How does she take a draft of something like Dig., which has nine points of view and a ghostly surrealism and three generations of a family reckoning with race and a missing persons crime story, and revise that layered complexity into a novel that wins the highest award in young adult literature?

So I was thrilled when she agreed to join me on the podcast. In our conversation, A.S. King shares her complete revision process, from first draft to final draft; the feedback she gets from her editor at her publishing house; and what it really means to write—and revise—a story.

Get the A.S. King Revision Reading List

Want to see A.S. King’s editorial choices in action? Read the books she wrote and revised.

I’ve gathered all the books Amy mentions in this episode and the insights she shares about how she edited them, and I’ve compiled them into a reading list.

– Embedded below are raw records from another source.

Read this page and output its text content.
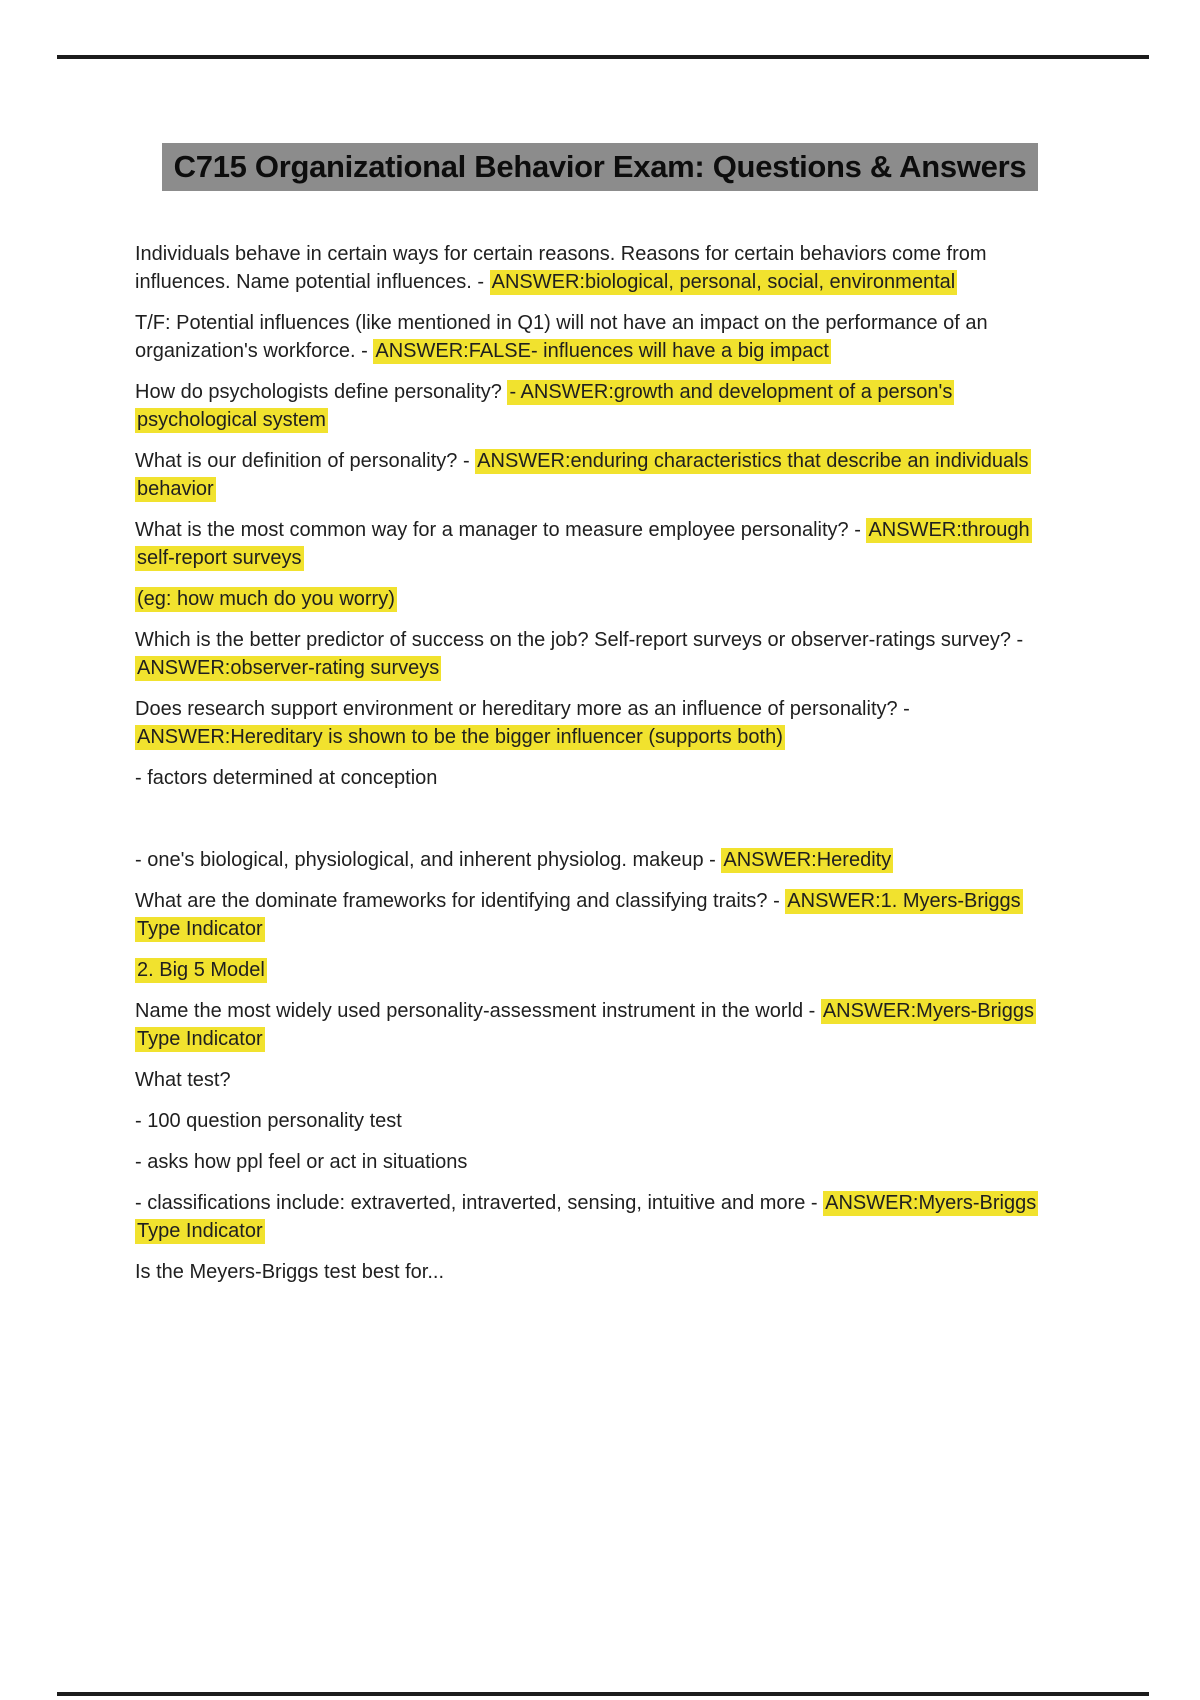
C715 Organizational Behavior Exam: Questions & Answers

Individuals behave in certain ways for certain reasons. Reasons for certain behaviors come from influences. Name potential influences. - ANSWER:biological, personal, social, environmental

T/F: Potential influences (like mentioned in Q1) will not have an impact on the performance of an organization's workforce. - ANSWER:FALSE- influences will have a big impact

How do psychologists define personality? - ANSWER:growth and development of a person's psychological system

What is our definition of personality? - ANSWER:enduring characteristics that describe an individuals behavior

What is the most common way for a manager to measure employee personality? - ANSWER:through self-report surveys

(eg: how much do you worry)

Which is the better predictor of success on the job? Self-report surveys or observer-ratings survey? - ANSWER:observer-rating surveys

Does research support environment or hereditary more as an influence of personality? - ANSWER:Hereditary is shown to be the bigger influencer (supports both)

- factors determined at conception

- one's biological, physiological, and inherent physiolog. makeup - ANSWER:Heredity

What are the dominate frameworks for identifying and classifying traits? - ANSWER:1. Myers-Briggs Type Indicator

2. Big 5 Model

Name the most widely used personality-assessment instrument in the world - ANSWER:Myers-Briggs Type Indicator

What test?

- 100 question personality test

- asks how ppl feel or act in situations

- classifications include: extraverted, intraverted, sensing, intuitive and more - ANSWER:Myers-Briggs Type Indicator

Is the Meyers-Briggs test best for...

It’s ordered by publishing date, so you can see how her novels have evolved over time. And it includes links to order each book from Aaron’s Books, Amy’s local bookstore, where you can get your books signed and personalized by Amy herself.

Fill out the form below to download your reading list:

Plus, they’re all fantastic reads—you’re in for a treat!

Meet A.S. King

In order for you to get the most out of our conversation, there are a few things you need to know.

First, her first name is Amy. In fact, she publishes her YA novels under A.S. King, and her middle grade novels under Amy Sarig King.

Second, I need you to know how awesome she is. Amy is one of YA fiction’s most decorated authors.

I could list out so many awards here, but I’ll highlight just my two favorites: she is the only author to win the American Library Association’s Michael L. Printz Award twice.

I typically describe that to people as the highest award in young adult literature, but in this case, I can’t really say that, because she has also won the ALA’s Margaret A. Edwards Award honoring her and her body of work for her “significant and lasting contribution to young adult literature.” That’s not just for two books, but for her lifetime achievement, which is arguably even higher.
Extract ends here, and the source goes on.